I think the best person to begin with would probably be Mrs.Joe. She brought Pip up from being a child. She brought him up "by hand". She always bragged about how she took such good care of him, when in reality, she beat him, and treat him terribly. She really did believe that she was bringing Pip up well, and that he wasn't grateful
for anything she gave him. She made him feel like he wasn't wanted, and that he was nothing to her and she's very full of herself.
"If it warn't for me you'd have been to
the churchyard long ago, and stayed
there. Who brought you up by hand?"
Mrs.Joe isn't just mean to Pip, her own husband is affraid of her, she's not satisfied with anything he get's her either.
"It's bad enough to be a blacksmith's
wife (and him a Gargery) without
being your mother."
So it's like she hates her life, she hates her husband, and she hates the fact that she has to take care of Pip.
The tickler, it was something that Mrs.Joe used to beat Pip.
"Tickler was awax-ended piece of
cane, worn smooth by collision
with my tickled frame."
Pip referred
to his sister as basically
a aggressive
obsessive compulsive controlling
woman, even the way she cut her bread was mean, she was just aggressive
in everything she did. Her husband was so affraid that he might beat him he has to walk home with his mouth open, so that she doesn't small the rum on his breath to know that he's been drinking.
"Joe went all the way home with his
mouth wide open, to rinse the rum
out with as much air as possible."
For Pip to see his one "father figure" being so affraid of his own wife like he was, didn't set a very good impression for him. He looked up to Joe, and thought of him as a best friend, yet to see him buckle under Mrs.Joe's strict rules doesn't say much for Joe as a person.
All through the story, Pip never really get's along with his sister. He becomes a little bit closer to her when she is attacked by Orlick. Yet, there is always something inside of him, that will remember all the horrible things his sister has put him through. She kept the house so clean, she had a strict way of how she ran things.
"Mrs.Joe was a very clean housekeeper,
but had an exquisite art of making her
cleanliness more uncomfortable and
unnaceptable than dirt itself."
The next character that influences Pip is Biddy, she influences him in a completly different way though, Biddy plays a significant role in Pip's life.

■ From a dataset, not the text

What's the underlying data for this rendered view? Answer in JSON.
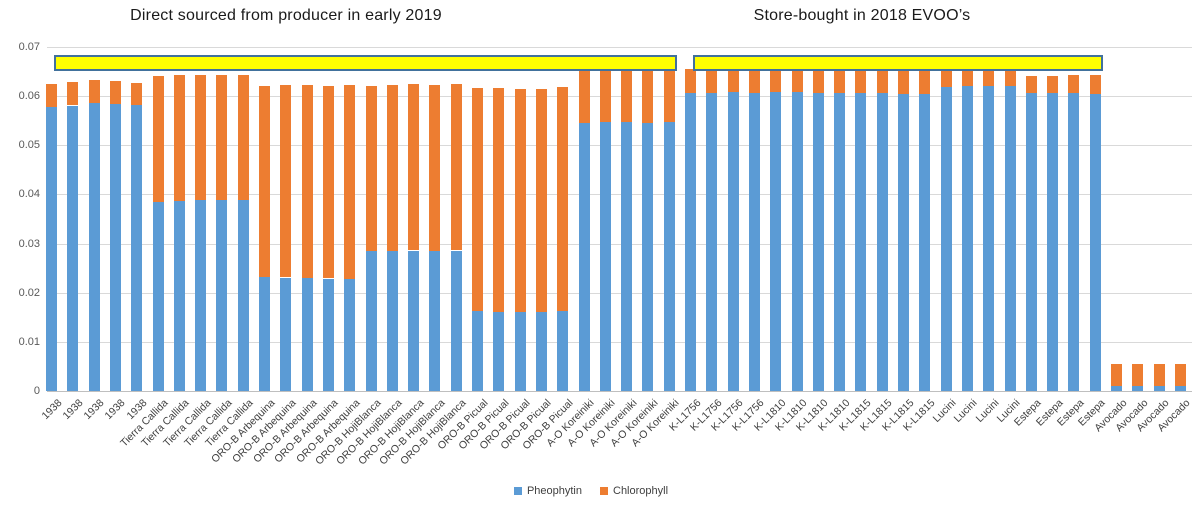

The grandaughter of the teacher at school, Pip and Biddy meet for the first time there. Biddy and Pip become close friends, and in a way, Biddy represents everything Estella never was, she is plain, and simple, and unlike Estella, Biddy doesn't care where or what Pip came from.
The first time we start to see Biddy in a major role is when she agrees to help Pip with his schooling after he decides to take a step to improve his social standing in life. We see how he uses Biddy to get to Estella.